A presença de Zelensky em Buenos Aires na posse do governo de Javier Milei é aparentemente vista por Kiev como um golpe de relações públicas que visa restaurar a imagem manchada do presidente ucraniano à medida que o apoio ocidental à Ucrânia diminui, de acordo com a Página 12.
"Neste momento, e devido à diminuição do apoio dos governos da Aliança Atlântica, o interesse prioritário da Ucrânia é conseguir o apoio dos países do Sul Global", disse o autor da matéria do Página 12, Daniel Kersffeld.
Segundo Kersffeld, a maior esperança de Zelensky é fazer de Milei um aliado estratégico no conflito contra a Rússia, e que ele aceite a irrealista "fórmula de paz" de Kiev durante uma cúpula na Ucrânia proposta por Milei. O estudioso observa que Kiev também espera que Buenos Aires imponha sanções à Rússia.
Anteriormente, o presidente argentino eleito sinalizou o seu total apoio a Zelensky, em uma clara ruptura com a política do seu antecessor, Alberto Fernández. No final de novembro, o novo líder argentino propôs ao presidente ucraniano a realização de uma conferência sobre a Ucrânia no país sul-americano.
"Eles estão organizando uma conferência de paz na América Latina e na Ucrânia, e nós nos oferecemos como local, se for apropriado", disse a futura ministra das Relações Exteriores de Milei, Diana Mondino, aos repórteres no mês de novembro.
Ainda assim, a maior aposta de Zelensky é que o novo governo argentino — com o apoio de Washington — reúna os governos da região e os persuada a apoiar Zelensky e a virar as costas ao presidente russo, Vladimir Putin, acrescentou Kersffeld.
Infelizmente, "a pregação do governo ucraniano contra Moscou nunca conseguiu ganhar terreno no contexto latino-americano, apesar de vários mecanismos de aliciamento e pressão política e econômica impostos por Washington que, entre outros aspectos, procurou fornecer armas à Ucrânia ou, diretamente, o rompimento das relações com a Rússia", destacou o estudioso.
Apesar das diferenças ideológicas entre os governos latino-americanos, há um consenso no continente de que esta deve ser uma "região de paz" e não interferir em conflitos ultramarinos, sublinhou Kersffeld. "Seria muito arriscado para a Argentina se envolver em um conflito estrangeiro, não tanto em busca de paz, mas para obter a aprovação da administração de Joe Biden", alertou o autor do artigo.

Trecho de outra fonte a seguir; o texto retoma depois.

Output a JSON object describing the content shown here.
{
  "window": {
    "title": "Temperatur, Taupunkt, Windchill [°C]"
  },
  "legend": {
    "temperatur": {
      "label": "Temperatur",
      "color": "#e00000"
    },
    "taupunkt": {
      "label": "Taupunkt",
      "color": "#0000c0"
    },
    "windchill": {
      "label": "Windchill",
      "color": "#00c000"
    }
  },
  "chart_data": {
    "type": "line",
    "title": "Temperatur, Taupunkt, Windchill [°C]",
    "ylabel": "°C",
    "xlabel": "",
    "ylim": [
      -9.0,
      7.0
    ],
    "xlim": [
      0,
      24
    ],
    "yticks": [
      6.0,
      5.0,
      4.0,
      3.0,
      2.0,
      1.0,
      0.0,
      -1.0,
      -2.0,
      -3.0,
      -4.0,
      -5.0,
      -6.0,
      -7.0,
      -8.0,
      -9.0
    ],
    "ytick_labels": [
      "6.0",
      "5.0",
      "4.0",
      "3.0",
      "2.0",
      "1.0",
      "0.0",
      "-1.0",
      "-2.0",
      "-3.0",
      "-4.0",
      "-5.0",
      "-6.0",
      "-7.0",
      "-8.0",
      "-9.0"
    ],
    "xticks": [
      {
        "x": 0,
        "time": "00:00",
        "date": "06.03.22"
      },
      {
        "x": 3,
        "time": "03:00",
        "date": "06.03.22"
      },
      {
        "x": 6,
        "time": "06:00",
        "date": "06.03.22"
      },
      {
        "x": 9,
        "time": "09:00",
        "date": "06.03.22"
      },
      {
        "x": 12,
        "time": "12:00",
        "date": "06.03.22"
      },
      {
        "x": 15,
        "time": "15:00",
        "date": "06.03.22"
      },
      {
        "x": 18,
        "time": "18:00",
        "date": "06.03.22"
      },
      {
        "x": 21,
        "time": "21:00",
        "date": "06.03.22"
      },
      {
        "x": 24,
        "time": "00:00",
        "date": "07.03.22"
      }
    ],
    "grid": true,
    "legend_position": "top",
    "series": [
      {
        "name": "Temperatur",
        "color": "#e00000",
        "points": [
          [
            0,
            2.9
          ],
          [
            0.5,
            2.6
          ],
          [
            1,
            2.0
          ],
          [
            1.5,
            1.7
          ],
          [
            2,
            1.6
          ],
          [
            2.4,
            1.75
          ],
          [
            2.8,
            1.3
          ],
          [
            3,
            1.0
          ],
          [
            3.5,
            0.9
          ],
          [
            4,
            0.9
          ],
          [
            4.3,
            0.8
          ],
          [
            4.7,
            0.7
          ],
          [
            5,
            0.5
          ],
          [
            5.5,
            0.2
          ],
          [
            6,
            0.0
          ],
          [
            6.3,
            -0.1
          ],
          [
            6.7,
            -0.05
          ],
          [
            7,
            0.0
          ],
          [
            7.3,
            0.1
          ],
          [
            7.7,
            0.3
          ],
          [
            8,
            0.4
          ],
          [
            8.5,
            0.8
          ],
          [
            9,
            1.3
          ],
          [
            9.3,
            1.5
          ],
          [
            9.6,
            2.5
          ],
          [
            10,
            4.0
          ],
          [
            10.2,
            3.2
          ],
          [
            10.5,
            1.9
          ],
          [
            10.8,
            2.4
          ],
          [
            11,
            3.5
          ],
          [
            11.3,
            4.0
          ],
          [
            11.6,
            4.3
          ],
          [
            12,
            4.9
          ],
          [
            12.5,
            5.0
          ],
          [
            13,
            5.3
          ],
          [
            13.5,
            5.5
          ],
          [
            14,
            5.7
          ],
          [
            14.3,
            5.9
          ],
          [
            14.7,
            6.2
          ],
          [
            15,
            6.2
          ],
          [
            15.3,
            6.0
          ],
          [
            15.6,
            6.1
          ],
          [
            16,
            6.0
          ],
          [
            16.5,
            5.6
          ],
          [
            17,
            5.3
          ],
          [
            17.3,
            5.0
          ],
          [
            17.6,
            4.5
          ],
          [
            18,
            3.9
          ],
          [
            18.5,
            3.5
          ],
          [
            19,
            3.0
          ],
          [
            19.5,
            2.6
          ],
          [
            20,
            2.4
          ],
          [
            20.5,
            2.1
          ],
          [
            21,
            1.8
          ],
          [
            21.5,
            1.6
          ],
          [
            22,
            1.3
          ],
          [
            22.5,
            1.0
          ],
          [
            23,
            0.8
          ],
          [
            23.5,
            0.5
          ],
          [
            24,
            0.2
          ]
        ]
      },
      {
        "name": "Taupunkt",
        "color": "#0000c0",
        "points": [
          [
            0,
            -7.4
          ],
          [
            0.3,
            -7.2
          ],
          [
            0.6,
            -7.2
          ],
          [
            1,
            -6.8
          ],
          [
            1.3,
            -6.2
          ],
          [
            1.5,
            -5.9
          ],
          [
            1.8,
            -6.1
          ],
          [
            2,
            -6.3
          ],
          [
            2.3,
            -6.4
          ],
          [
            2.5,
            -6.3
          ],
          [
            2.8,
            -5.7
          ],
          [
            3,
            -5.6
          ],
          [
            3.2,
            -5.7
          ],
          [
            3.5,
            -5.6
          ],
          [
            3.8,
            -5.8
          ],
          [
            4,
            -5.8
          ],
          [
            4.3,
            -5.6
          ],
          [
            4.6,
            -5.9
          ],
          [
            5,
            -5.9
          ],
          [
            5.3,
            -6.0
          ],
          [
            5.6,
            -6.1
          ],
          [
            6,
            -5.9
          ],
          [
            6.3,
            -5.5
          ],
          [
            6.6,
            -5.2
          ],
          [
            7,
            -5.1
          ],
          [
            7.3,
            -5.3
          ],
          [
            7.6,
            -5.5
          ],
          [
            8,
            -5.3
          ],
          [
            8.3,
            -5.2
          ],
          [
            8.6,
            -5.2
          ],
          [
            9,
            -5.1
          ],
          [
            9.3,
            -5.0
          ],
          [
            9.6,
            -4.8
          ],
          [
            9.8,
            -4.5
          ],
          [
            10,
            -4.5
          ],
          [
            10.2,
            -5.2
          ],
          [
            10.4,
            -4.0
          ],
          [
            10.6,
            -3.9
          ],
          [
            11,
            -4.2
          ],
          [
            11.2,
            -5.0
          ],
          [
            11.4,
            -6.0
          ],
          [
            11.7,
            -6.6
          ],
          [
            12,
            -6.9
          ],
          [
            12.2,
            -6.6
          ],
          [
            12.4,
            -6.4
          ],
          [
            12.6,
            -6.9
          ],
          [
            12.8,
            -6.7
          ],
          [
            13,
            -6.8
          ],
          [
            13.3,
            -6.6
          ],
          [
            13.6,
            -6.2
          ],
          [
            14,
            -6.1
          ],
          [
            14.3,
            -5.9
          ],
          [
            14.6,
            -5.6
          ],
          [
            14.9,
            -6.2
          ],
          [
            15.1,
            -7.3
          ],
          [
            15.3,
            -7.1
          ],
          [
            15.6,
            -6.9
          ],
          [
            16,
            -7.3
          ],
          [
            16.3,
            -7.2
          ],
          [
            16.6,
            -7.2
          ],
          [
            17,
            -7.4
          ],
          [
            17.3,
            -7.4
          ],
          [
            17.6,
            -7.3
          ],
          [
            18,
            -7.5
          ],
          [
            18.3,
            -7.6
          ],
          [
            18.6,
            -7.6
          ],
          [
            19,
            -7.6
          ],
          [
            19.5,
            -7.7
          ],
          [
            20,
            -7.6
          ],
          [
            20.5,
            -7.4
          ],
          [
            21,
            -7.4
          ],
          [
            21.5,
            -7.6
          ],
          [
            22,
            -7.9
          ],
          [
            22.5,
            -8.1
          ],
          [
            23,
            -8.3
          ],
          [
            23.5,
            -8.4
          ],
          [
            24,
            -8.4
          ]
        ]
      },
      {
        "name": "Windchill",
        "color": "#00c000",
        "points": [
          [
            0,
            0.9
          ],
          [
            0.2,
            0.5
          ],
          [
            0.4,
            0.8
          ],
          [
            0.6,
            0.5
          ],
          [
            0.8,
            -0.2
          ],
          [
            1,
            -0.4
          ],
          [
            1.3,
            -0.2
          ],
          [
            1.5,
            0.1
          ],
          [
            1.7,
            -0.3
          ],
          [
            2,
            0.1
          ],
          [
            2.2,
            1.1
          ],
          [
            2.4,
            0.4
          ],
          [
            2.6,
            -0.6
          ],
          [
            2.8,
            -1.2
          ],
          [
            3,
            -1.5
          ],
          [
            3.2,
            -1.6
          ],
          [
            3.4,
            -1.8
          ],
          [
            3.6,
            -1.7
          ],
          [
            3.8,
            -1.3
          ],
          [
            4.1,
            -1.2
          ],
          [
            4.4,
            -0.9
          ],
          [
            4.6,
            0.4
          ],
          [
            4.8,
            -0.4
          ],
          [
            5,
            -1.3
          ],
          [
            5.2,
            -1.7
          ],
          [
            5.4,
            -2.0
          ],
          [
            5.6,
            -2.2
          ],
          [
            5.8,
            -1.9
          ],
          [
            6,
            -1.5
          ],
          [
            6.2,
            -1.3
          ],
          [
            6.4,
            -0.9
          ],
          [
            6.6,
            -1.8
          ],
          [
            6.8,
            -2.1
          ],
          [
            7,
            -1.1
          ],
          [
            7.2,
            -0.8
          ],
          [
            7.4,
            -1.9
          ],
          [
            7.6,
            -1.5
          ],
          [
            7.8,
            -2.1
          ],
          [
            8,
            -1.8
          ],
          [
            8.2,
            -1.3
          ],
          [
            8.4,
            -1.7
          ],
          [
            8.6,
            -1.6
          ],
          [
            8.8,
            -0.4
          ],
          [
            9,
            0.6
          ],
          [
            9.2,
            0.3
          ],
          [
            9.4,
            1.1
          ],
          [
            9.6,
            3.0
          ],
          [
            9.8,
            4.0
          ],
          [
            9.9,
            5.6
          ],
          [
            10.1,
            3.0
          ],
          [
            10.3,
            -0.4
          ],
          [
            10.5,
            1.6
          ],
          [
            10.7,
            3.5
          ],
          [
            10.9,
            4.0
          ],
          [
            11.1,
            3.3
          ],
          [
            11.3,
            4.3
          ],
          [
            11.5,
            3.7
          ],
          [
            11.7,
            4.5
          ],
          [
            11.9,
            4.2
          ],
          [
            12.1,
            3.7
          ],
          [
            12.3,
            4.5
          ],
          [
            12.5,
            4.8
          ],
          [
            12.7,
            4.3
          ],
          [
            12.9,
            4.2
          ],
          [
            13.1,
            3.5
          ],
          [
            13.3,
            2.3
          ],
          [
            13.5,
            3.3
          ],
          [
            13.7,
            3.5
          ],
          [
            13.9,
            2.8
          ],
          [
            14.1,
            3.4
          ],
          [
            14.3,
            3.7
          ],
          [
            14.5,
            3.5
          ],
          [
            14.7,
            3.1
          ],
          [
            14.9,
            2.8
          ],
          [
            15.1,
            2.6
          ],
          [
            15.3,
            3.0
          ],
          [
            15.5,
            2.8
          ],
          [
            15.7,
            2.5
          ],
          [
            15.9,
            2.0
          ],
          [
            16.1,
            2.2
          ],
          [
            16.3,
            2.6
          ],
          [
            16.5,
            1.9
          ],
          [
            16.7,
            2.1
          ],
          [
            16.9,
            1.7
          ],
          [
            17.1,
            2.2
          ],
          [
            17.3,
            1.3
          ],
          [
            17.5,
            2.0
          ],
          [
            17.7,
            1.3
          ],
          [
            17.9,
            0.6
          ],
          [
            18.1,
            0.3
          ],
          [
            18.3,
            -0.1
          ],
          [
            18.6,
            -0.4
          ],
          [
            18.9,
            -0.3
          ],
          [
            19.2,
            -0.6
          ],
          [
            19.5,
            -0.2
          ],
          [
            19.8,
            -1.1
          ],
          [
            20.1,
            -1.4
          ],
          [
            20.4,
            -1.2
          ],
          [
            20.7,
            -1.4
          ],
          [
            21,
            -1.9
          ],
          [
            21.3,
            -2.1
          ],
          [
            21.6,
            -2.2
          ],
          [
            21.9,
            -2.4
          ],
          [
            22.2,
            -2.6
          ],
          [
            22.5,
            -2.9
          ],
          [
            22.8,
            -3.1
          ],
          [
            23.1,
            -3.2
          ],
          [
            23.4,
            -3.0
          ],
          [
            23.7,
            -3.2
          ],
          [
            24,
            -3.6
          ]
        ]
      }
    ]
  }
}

Entretanto, o maior problema de Zelensky é que a contraofensiva de verão (Hemisfério Norte) de Kiev não produziu nenhum resultado no campo de batalha e não conseguiu atingir nenhum dos objetivos do regime de Zelensky, tornando o Ocidente cada vez mais cético quanto a injetar dinheiro na Ucrânia e apoiar o seu presidente em exercício, segundo Kersffeld.
Na verdade, a imprensa ocidental mudou recentemente o seu tom ao descrever os assuntos ucranianos, citando alegadas conspirações de líderes norte-americanos e europeus para forçar Zelensky a conversações com a Rússia. Além disso, o jornalista vencedor do Prêmio Pulitzer, Seymour Hersh, sugeriu que algumas destas conversações já estão em curso, lideradas pelo comandante em chefe das Forças Armadas ucranianas, Valery Zaluzhny.
Para piorar a situação, o índice de aprovação de Zelensky na Ucrânia está em queda livre na sequência do fiasco da contraofensiva. Nestas circunstâncias, parece improvável que o golpe de relações públicas de Kiev na Argentina reverta a derrota iminente ou melhore a imagem de Zelensky a nível interno e externo.